Brand new developments in a story that affects people on both sides of the bay. A fresh look at what the proposed Mobile River Bridge could look like and what it could cost to use it.
Travel down Interstate-10 and you'll likely hit traffic. It's a problem the new Mobile River Bridge Project hopes to resolve.
"Everybody knows the problems that exist with I-10 and Wallace Tunnel. The #1 question we get is when are you going to start," said Matt Ericksen, Mobile River Bridge and Bayway Project Director.
Updating the community Tuesday night, Ericksen says the finish line is within reach. He also showed them new conceptual images of what the new bridge could look like.
With the goal to increase capacity -- the proposed bridge will have six lanes (3 lanes in each direction).
Construction on the two-billion dollar project is scheduled to start by early 2020.

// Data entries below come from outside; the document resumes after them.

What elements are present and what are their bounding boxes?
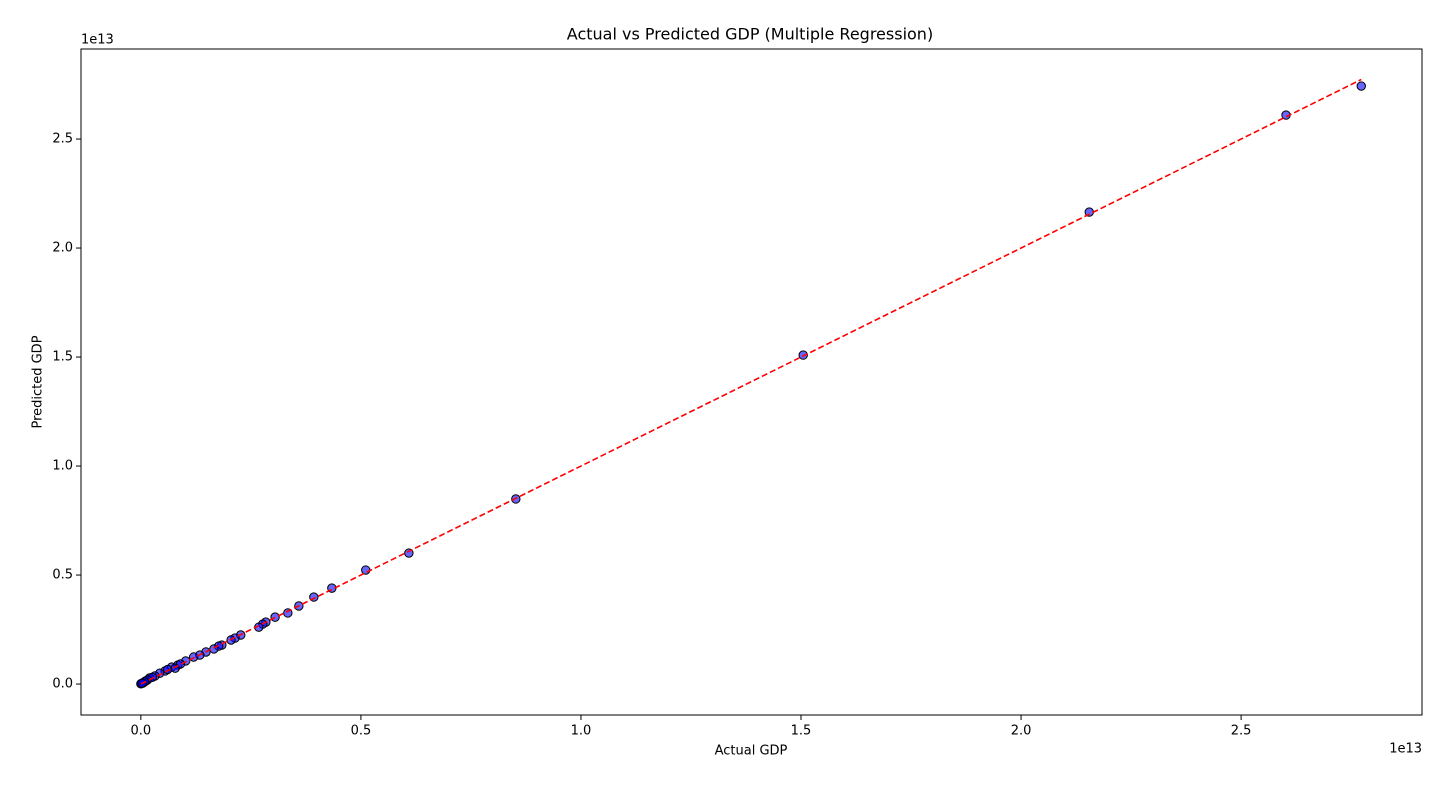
y-tick-label: 2.5 [52,132,73,147]
x-tick-label: 1.5 [791,724,812,739]
y-tick-label: 0.5 [52,568,73,583]
x-offset-label: 1e13 [1389,742,1422,757]
y-offset-label: 1e13 [81,33,114,48]
y-tick-label: 1.0 [52,459,73,474]
plot-frame [80,48,1423,716]
scatter-point [361,565,371,575]
x-tick-label: 0.5 [351,724,372,739]
y-tick-label: 2.0 [52,241,73,256]
y-axis-label: Predicted GDP [31,335,46,428]
scatter-point [175,659,186,669]
scatter-point [163,664,173,675]
x-tick-label: 2.5 [1231,724,1252,739]
reference-line [140,78,1362,685]
x-tick-label: 1.0 [571,724,592,739]
x-axis-label: Actual GDP [715,744,788,759]
x-tick-label: 2.0 [1011,724,1032,739]
scatter-point [1356,81,1366,91]
y-tick-label: 0.0 [52,677,73,692]
y-tick-label: 1.5 [52,350,73,365]
x-tick-label: 0.0 [131,724,152,739]
chart-title: Actual vs Predicted GDP (Multiple Regres… [567,25,933,44]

"This project will be one of the largest in the nation. It's a problem that has to be fixed. I-10 is a national corridor," said Ericksen.

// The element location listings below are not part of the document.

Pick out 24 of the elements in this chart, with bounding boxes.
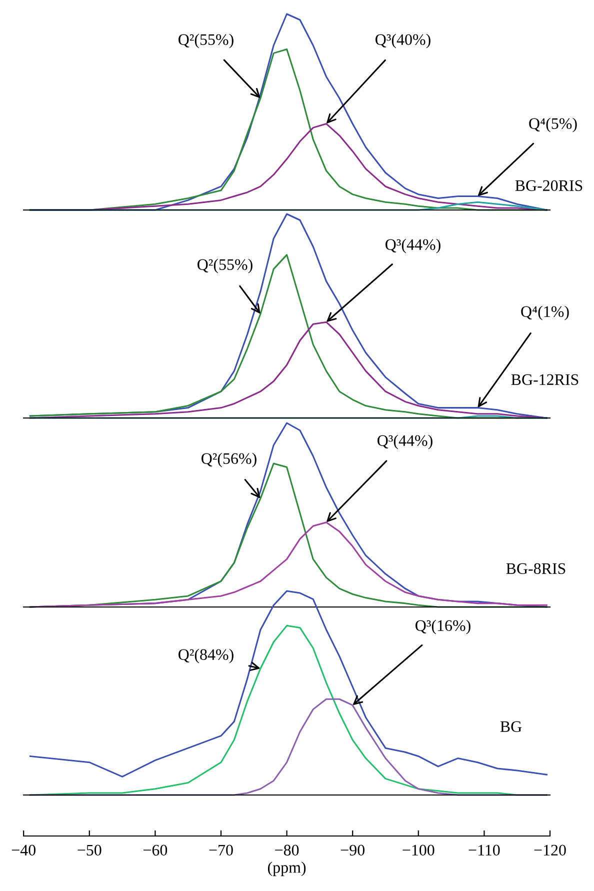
annotation: Q³(44%) (386, 238, 440, 254)
text: BG (500, 721, 522, 732)
x-axis-title: (ppm) (268, 862, 306, 876)
annotation: Q³(16%) (416, 620, 470, 634)
x-tick-label: −110 (468, 844, 500, 856)
text: BG-12RIS (511, 374, 578, 385)
annotation: Q⁴(5%) (529, 118, 577, 132)
annotation: Q²(55%) (178, 34, 234, 48)
annotation: Q²(84%) (178, 648, 234, 664)
annotation: Q²(55%) (198, 258, 252, 274)
x-tick-label: −50 (78, 844, 102, 856)
x-tick-label: −70 (209, 844, 233, 856)
text: BG-20RIS (515, 180, 582, 191)
annotation: Q³(40%) (376, 34, 430, 48)
x-tick-label: −120 (534, 844, 566, 856)
annotation: Q²(56%) (202, 452, 256, 468)
x-tick-label: −100 (402, 844, 434, 856)
x-tick-label: −60 (144, 844, 168, 856)
annotation: Q³(44%) (378, 434, 432, 450)
text: BG-8RIS (506, 563, 566, 574)
x-tick-label: −80 (275, 844, 299, 856)
annotation: Q⁴(1%) (521, 306, 569, 320)
x-tick-label: −40 (12, 844, 36, 856)
x-tick-label: −90 (340, 844, 364, 856)
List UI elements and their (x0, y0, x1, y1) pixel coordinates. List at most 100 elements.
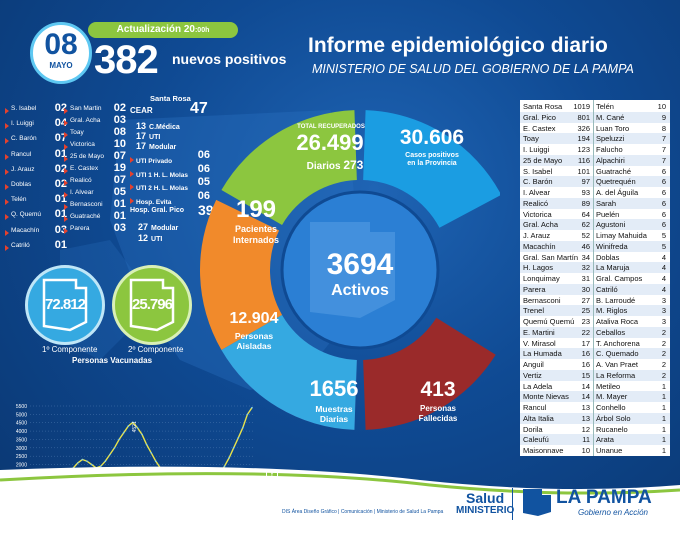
locality-value: 5 (661, 231, 666, 240)
city-value: 07 (54, 132, 67, 145)
locality-name: Toay (523, 134, 539, 144)
facebook-icon[interactable]: f (266, 470, 278, 482)
locality-name: Macachín (523, 241, 556, 251)
marker-icon (64, 228, 68, 234)
cear-item: 17 Modular (136, 136, 176, 151)
table-row: La Humada 16 C. Quemado 2 (520, 348, 670, 360)
locality-value: 52 (581, 231, 590, 240)
marker-icon (5, 153, 9, 160)
city-row: 25 de Mayo 07 (64, 150, 126, 164)
city-row: San Martin 02 (64, 102, 126, 116)
recovered-segment (221, 110, 357, 225)
positive-label-line2: en la Provincia (407, 160, 457, 167)
marker-icon (5, 184, 9, 190)
ministerio-label: MINISTERIO (456, 505, 515, 516)
locality-name: Vertiz (523, 370, 542, 380)
recovered-daily: Diarios 273 (300, 158, 370, 172)
locality-value: 12 (581, 424, 590, 434)
curve-point (228, 457, 230, 459)
locality-name: Alta Italia (523, 413, 554, 423)
locality-name: Lonquimay (523, 274, 560, 283)
curve-point (104, 460, 107, 462)
locality-value: 2 (661, 370, 666, 380)
pico-label: Hosp. Gral. Pico (130, 207, 185, 214)
table-row: Macachín 46 Winifreda 5 (520, 240, 670, 252)
instagram-icon[interactable] (266, 486, 278, 498)
locality-value: 6 (661, 166, 666, 176)
locality-value: 7 (661, 134, 666, 144)
table-row: Gral. San Martín 34 Doblas 4 (520, 252, 670, 263)
update-label: Actualización 20 (116, 24, 195, 35)
table-row: E. Martini 22 Ceballos 2 (520, 326, 670, 338)
city-value: 03 (54, 223, 67, 236)
locality-value: 6 (661, 177, 666, 187)
table-row: H. Lagos 32 La Maruja 4 (520, 262, 670, 274)
vaccine-first-label: 1º Componente (42, 345, 98, 354)
city-row: Bernasconi 01 (64, 198, 126, 212)
locality-name: T. Anchorena (596, 338, 640, 348)
pico-item: 12 UTI (138, 228, 162, 243)
pico-item-value: 12 (138, 233, 149, 243)
deaths-value: 413 (420, 378, 456, 401)
locality-value: 1 (661, 435, 666, 445)
city-row: I. Luiggi 04 (5, 117, 67, 131)
y-tick-label: 2000 (16, 463, 27, 469)
locality-value: 2 (661, 338, 666, 348)
locality-value: 27 (581, 295, 590, 305)
vaccine-caption: Personas Vacunadas (72, 356, 153, 365)
table-row: Gral. Acha 62 Agustoni 6 (520, 219, 670, 231)
update-time: :00h (194, 27, 210, 34)
cear-item-label: UTI (149, 134, 161, 141)
y-tick-label: 5500 (16, 404, 27, 410)
marker-icon (5, 244, 9, 251)
table-row: Anguil 16 A. Van Praet 2 (520, 359, 670, 370)
locality-value: 3 (661, 317, 666, 326)
locality-name: A. del Águila (596, 188, 639, 197)
city-name: Bernasconi (70, 201, 103, 208)
locality-value: 6 (661, 188, 666, 197)
city-row: Toay 08 (64, 126, 126, 140)
locality-name: Arata (596, 435, 614, 445)
table-row: Lonquimay 31 Gral. Campos 4 (520, 273, 670, 284)
locality-name: M. Cané (596, 112, 625, 122)
locality-value: 25 (581, 306, 590, 316)
curve-point (242, 426, 244, 429)
twitter-icon[interactable]: t (266, 502, 278, 514)
curve-point (90, 463, 93, 466)
city-name: Q. Quemú (11, 211, 41, 219)
marker-icon (130, 157, 134, 163)
locality-value: 1 (661, 403, 666, 412)
positive-segment (363, 110, 500, 228)
locality-value: 1 (661, 392, 666, 402)
locality-name: B. Larroudé (596, 295, 636, 305)
marker-icon (64, 108, 68, 114)
hospital-value: 06 (197, 189, 210, 202)
locality-name: Metileo (596, 381, 621, 391)
locality-value: 7 (661, 155, 666, 165)
locality-value: 1 (661, 424, 666, 434)
marker-icon (64, 216, 68, 222)
positive-value: 30.606 (399, 126, 465, 149)
locality-name: Gral. San Martín (523, 252, 579, 262)
locality-name: La Adela (523, 381, 553, 391)
locality-name: Victorica (523, 209, 552, 219)
city-value: 19 (113, 162, 126, 174)
city-name: E. Castex (70, 165, 99, 172)
locality-value: 10 (657, 102, 666, 111)
city-row: Realicó 07 (64, 174, 126, 188)
locality-value: 116 (578, 155, 590, 165)
locality-name: A. Van Praet (596, 360, 638, 369)
city-name: Rancul (11, 150, 32, 158)
table-row: Caleufú 11 Arata 1 (520, 434, 670, 446)
curve-point (237, 436, 240, 439)
city-value: 02 (54, 162, 67, 175)
update-badge: Actualización 20:00h (88, 22, 238, 38)
locality-value: 31 (581, 274, 590, 283)
locality-value: 8 (661, 123, 666, 133)
curve-point (81, 458, 84, 461)
locality-name: C. Barón (523, 177, 553, 187)
city-name: Macachín (11, 226, 40, 234)
curve-point (150, 452, 152, 454)
locality-name: Caleufú (523, 435, 549, 445)
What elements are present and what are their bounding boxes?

It also calls to completely re-build the Bayway -- expanding it from four lanes to eight (four lanes in each direction).
"Based on new federal requirements the new Bayway would have to be built to withstand impact of 100-year storm surge event. The Bayway will now be approximately 10 feet higher than the existing," explained Ericksen.
While there's still talk of a bike and pedestrian lanes, a new bridge won't be feasible without a toll. A toll rate has yet to be decided, but they expect it to cost anywhere from $3 to $6 to use it. The toll would not start until the bridge is complete and operational in 2025.
The new bridge would have a vertical clearance of 215 feet and a lookout tower with public access for viewing. Here's how it compares to other bridges:
Cochrane-Africatown Bridge: 155 feet
Crescent City Bridge, New Orleans: 170 feet
Golden Gate Bridge: 220 feet
Once the environmental phase is complete, requests for proposals are expected to go out in early next year to the short list of three teams vying to build the bridge. The team selected will have to operate and maintain the bridge for the next 50 years.